Could wonder material graphene be harmful to humans?

Barely a week (sometimes barely a day) goes by without news of a new graphene breakthrough.

First discovered at the University of Manchester in 2009 by Professors Andre Geim and Konstatin Novoselov, the so-called wonder material is both strong and lightweight, and an incredible conductor of both heat and electricity.

These properties have led many to believe that it could bring about a technological revolution in a number of fields, namely the electronics industry.

Now, however, two separate studies carried out in the US have shown that graphene may in fact be harmful to human cells and the environment.

In the first, a team of biologists, engineers and material scientists from Brown University examined graphene's potential toxicity in human cells. They found that the jagged edges of graphene nanoparticles easily pierced through cell membranes in human lung, skin and immune cells, suggesting the potential to do serious damage in humans and other animals.

"These materials can be inhaled unintentionally, or they may be intentionally injected or implanted as components of new biomedical technologies," said engineering professor Robert Hurt. "So we want to understand how they interact with cells once inside the body."

The researchers now plan to look in more detail into what happens once a graphene sheet gets inside the cell. But they say this initial study provides an important start in understanding the potential for graphene toxicity.

The second study was carried out by researchers from the University of California, Riverside's Bourns College of Engineering. It showed that graphene oxide sheets are extremely mobile in water and likely to cause negative environmental impacts if spilled.

"The situation today is similar to where we were with chemicals and pharmaceuticals 30 years ago," said graduate student Jacob Lanphere, "We just don't know much about what happens when these engineered nanomaterials get into the ground or water. So we have to be proactive so we have the data available to promote sustainable applications of this technology in the future."
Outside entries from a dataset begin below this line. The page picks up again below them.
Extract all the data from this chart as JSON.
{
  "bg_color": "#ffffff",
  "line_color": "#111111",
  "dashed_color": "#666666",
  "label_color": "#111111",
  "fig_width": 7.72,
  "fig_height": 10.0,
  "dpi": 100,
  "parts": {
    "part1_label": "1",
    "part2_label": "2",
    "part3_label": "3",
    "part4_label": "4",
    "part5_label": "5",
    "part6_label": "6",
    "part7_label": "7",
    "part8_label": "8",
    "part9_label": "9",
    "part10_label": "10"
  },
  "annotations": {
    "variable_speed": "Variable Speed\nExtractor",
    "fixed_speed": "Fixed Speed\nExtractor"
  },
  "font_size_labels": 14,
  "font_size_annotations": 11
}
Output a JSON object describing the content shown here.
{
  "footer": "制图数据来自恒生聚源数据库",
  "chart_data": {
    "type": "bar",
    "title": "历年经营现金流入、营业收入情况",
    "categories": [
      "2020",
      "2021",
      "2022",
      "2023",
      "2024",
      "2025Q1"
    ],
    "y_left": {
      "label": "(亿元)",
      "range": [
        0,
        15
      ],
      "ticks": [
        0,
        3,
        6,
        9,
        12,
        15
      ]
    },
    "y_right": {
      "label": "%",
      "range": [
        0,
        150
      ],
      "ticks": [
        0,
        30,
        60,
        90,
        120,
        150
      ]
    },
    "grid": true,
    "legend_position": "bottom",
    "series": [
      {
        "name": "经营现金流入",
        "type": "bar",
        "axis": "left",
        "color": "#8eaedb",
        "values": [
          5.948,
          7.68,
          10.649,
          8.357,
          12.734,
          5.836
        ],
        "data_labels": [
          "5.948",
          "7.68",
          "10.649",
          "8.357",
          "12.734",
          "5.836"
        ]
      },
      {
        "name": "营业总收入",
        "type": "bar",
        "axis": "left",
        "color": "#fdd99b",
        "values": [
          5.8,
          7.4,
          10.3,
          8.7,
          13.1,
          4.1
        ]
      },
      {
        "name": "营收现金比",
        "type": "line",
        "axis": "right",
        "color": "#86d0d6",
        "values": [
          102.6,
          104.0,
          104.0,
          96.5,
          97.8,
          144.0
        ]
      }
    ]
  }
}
In groundwater, which typically has a higher degree of hardness and a lower concentration of natural organic matter, the researchers found that the graphene oxide nanoparticles became less stable and eventually settled out in subsurface environments.

In surface waters, however, where there is more organic material and less hardness, the nanoparticles remained stable and moved farther apart, especially in the subsurface layers of the water bodies.

Because graphene is still in its infancy, little is known about whether or not it has carcinogenic effects or potential developmental toxicity.

The researchers from Brown University do point out, however, that because of this there are opportunities to examine and understand its potential harmful properties and try to engineer them out.

"This is about the safe design of nanomaterials," Prof Hurt noted. "They're manmade materials, so we should be able to be clever and make them safer."